Несколько бесконечных мгновений Лайам смотрел на демона, на его молочно-белую морду, на кривые сверкающие рога. Аспатрия что-то говорила чудовищу, но что – Лайам не слышал.

«Мастер!»

Он с огромным усилием закрыл глаза и тут же открыл. И увидел стражника, идущего по коридору. Тот молча приближался к нему с обнаженным мечом в руке.

– Эй! – крикнул Лайам. – Эй! Иди сюда! Стой!

«Дело сделано, мастер», – сообщил Фануил.

Не проронив ни слова, стражник прошествовал мимо. Глухой шлем с закрытым забралом тускло блеснул, меч, отразив свет, идущий из камеры, сверкнул серебром.

– Не ходи туда, дурень! – крикнул Лайам. Стражник исчез за углом.

«Дело сделано, – повторил Фануил. – Люди спят. Демон в ловушке».

Лайам, внезапно обессилев, стал сползать по двери на пол, и только прутья решетки, за которые он ухватился, помогли ему устоять.

«Дай мне взглянуть».

Теперь он смотрел на все под углом, вероятно, с какого-то подобия этажерки. Ведьма и граф лежали на полу, Райс – справа от пентаграммы, Аспатрия – слева. Между ними стоял демон, грозя Лайаму (а точней – Фануилу) трехпалыми лапами. Он разинул пасть и испустил вой, раскатившийся по всему подземелью.

«Ты уверен, что пентаграмма его удержит?»

«Да, мастер».

Демон вдруг насторожил уши, высунул черный язык, словно пробуя воздух на вкус, и стал медленно поворачивать голову. Один рог чудовища сорвал светильник с крюка, второй высек из потолка искры.

На пороге камеры стоял стражник с серебряным клинком в руке, и Лайам испустил предостерегающий вопль, к которому примешалась радость. Он узнал меч и узнал человека, неторопливо спускавшегося по ступенькам.

Незримые прутья решетки вжались в лицо Лайама, он закричал, надеясь, что голос его долетит до ушей храбреца:

– Милорд, не спешите! Примерьтесь точней! Тварь не может выйти из круга!

Но герцог не стал тратить времени на подготовку, он сделал замах, и меч, описав в воздухе сверкающую дугу, перерубил трехпалую лапу. Та стукнулась об пол и осталась лежать, не источая ни капли крови. Демон поднял морду и взвыл. Веспасиан опять размахнулся и вонзил клинок в косматую в грудь демона. Тварь пошатнулась, словно бы оступившись, потом выпрямилась, мгновение постояла недвижно и рухнула наземь.

– Ха! Получилось! – воскликнул Лайам.

Ему отчаянно захотелось броситься к герцогу, хлопнуть его по плечу, пожать ему руку или как-то иначе выказать свой восторг. – Ха!

Он вцепился в прутья решетки и с радостным воплем затряс их.
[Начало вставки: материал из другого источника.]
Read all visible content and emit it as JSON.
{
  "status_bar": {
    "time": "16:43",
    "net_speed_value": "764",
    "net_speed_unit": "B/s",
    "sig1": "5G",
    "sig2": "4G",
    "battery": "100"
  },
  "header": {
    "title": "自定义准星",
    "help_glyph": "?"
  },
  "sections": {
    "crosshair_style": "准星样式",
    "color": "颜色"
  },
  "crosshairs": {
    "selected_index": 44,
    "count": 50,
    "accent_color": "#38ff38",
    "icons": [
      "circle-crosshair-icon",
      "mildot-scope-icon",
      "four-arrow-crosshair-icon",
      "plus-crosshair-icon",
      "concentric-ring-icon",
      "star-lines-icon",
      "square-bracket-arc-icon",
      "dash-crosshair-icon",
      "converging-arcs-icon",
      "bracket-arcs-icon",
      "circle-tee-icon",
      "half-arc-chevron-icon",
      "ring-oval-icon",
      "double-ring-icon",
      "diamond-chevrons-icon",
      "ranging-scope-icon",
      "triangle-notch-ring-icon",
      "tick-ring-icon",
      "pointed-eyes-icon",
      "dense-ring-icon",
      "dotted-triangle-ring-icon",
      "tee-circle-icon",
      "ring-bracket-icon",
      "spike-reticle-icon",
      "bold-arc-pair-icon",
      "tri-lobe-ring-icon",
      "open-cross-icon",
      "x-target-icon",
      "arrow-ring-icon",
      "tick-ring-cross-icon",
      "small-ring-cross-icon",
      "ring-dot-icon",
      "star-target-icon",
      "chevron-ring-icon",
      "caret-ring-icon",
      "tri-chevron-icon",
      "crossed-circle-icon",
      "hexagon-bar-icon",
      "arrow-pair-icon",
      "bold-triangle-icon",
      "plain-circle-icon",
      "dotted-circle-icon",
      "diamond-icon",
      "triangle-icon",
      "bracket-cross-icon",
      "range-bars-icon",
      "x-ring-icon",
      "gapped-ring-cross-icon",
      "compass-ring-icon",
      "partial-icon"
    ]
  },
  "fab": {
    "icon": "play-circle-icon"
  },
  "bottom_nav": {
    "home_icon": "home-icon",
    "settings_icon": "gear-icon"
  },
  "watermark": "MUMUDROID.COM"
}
Светильник, зацепившийся за рог твари, не только не угас, но разгорелся сильнее. Герцог снял шлем, и Лайам затих, увидев, насколько он мрачен. Веспасиан быстро осмотрел камеру, скользнул взглядом по Фануилу, по туше демона, по скорченной фигурке Аспатрии. Он словно бы что-то искал. Наконец, глаза его, дрогнув, остановились на черном от крови кинжале, зажатом в руке Райса. Опустившись на колени, Веспасиан стал разжимать пальцы спящего.

«Фануил, немедленно уходи!» – приказал Лайам.

«Что происходит, мастер?»

Коротким умелым ударом герцог перерезал родичу глотку и прямо через пентаграмму потянулся к Аспатрии.

«Уходи! – Лайам вдруг вспомнил, что Фануил ничего здесь не видит и потому беспомощен, словно слепой щенок. Он, растерявшись, сморгнул, но этого мига хватило, чтобы обмен зрениями состоялся. – Уходи! Быстро! В трубу!»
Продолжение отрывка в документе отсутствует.